We are currently under attack…. was the message sent sent out across the US by a beseiged computer scientist at the University of California at Berkeley in the early hours of Thursday morning, November 3 (CI No 1,052). The assailant was a computer virus that caused the most extensive penetration of computer systems yet known by this type of intrusion. Upwards of 6,000 computers – mainly DEC VAXes and Sun Microsystems workstations running Berkeley Unix were immobilised from late Wednesday evening and onwards by a self-reproducing program which choked up memory banks, panicking US military bases, corporations and universities across the country. A full scale review of computer security in the US is expected as a result, and a post mortem conference was held in Washington last week. The virus is thought to have been transmitted by 23-year-old Cornell University graduate Robert Morris, son of a well-known US computer security scientist, ironically alleged to be one of the original creators of viruses back in the 1960s as a harmless game dreamed up at AT&T Bell Laboratories. The group kept quiet about its little game until 1983, when one of them revealed the secrets in a speech. The virus is believed to have been fed into the Internet communications network via Arpanet at Massachusetts Institute of Technology.
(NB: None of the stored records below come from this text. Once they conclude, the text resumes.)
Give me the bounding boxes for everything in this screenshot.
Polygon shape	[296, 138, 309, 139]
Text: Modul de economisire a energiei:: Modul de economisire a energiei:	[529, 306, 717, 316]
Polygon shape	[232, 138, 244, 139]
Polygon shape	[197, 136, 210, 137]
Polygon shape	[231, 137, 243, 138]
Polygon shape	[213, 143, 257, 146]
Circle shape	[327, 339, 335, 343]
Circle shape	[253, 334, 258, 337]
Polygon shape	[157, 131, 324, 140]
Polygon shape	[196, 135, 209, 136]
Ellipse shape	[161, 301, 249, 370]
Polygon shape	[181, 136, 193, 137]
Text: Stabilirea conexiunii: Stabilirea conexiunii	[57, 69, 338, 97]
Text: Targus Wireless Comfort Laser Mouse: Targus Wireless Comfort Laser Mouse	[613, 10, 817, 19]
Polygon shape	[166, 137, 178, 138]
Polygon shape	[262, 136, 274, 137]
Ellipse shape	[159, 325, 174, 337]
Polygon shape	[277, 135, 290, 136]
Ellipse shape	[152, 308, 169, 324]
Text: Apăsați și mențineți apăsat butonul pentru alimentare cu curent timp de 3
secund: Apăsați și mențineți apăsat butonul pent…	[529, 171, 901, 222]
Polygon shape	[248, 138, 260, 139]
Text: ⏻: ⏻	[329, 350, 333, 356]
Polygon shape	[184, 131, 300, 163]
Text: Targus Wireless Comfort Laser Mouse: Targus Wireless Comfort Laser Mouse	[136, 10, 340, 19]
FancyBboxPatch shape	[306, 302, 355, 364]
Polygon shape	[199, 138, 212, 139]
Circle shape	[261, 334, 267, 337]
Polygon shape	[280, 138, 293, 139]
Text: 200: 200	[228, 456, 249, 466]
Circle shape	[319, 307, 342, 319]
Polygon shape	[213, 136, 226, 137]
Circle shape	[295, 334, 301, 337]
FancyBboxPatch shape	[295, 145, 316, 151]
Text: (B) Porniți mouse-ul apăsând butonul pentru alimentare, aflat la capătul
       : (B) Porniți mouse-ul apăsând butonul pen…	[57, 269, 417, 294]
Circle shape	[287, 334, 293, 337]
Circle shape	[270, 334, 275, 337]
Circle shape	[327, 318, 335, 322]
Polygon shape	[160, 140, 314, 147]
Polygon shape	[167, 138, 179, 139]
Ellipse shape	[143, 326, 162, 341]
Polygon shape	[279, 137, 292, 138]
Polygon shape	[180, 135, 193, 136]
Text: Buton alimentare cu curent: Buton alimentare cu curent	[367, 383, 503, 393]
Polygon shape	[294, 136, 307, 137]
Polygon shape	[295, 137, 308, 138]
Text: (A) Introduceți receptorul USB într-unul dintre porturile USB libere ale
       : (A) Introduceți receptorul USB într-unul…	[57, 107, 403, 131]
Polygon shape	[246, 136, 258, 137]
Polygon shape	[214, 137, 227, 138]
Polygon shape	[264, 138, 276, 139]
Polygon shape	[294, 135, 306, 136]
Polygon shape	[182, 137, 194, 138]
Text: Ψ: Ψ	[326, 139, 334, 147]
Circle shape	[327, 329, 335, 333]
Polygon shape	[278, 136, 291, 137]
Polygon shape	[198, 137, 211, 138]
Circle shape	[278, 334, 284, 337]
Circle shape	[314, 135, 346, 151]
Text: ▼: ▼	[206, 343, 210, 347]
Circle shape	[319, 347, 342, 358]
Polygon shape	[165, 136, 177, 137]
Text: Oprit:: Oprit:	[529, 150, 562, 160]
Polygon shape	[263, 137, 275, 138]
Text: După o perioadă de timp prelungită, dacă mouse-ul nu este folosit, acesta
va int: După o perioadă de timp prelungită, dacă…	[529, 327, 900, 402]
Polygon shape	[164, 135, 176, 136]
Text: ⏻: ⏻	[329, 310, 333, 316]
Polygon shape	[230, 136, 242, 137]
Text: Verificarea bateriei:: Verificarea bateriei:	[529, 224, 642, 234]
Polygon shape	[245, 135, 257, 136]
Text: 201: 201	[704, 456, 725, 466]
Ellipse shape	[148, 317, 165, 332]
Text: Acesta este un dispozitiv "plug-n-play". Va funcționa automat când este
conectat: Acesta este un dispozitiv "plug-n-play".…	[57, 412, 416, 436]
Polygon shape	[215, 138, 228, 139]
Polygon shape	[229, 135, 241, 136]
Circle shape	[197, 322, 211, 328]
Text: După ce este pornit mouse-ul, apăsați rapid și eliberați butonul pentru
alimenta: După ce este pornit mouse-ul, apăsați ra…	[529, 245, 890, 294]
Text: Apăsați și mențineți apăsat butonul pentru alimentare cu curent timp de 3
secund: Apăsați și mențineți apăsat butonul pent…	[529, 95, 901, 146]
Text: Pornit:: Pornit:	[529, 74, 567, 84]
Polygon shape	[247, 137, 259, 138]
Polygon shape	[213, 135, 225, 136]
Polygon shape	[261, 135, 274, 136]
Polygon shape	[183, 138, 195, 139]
A fortune in man-hours The virus was intended to travel slowly and secretly through networks, spreading by means of a back door left in the Berkeley Unix electronic mail installation program, which is intended to be erased after installation, but seldom is. A bug in the virus program made it replicate many times faster than intended and by the time a remedy was sent out the lines of communication were far too loaded for it to be received – or had they had been disconnected from the network as a defence. Instead, technicians across the US spent a fortune in man-hours devising blocks and traps to counter the attack, and was thought to have been contained within 24 hours of its outbreak – a tentative estimate because the virus had a tenacious ability to recall itself over and over again even when a system appeared to have been successfully vaccinated against it. Although swamping the memory of its host system, there have been no reports of it destroying or damaging files in any way. There are no reports of the virus spreading through international networks, University College London being the European focal point of Arpanet, but in at least some cases UK systems administrators were warned not to open suspicious messages in the electronic mail. Do not think the worst has occurred, warns John McAfee of InterPath Corp, a California security firm, talking to USA Today. From all indications, within the next two years, there are viruses that will make this Arpanet thing look like child’s play. There are probably 100,000 people in the US who could have launched the attack you saw last week, added University of Cincinnati computer professor Fred Cohen. Before the Arpanet attack, perhaps the worst virus epidemic was the one that hit IBM’s 35,000 terminal worldwide network last Christmas. Users got a message asking them to type Christmas. When they did, they sent the virus on to every person on their electronic mailing lists.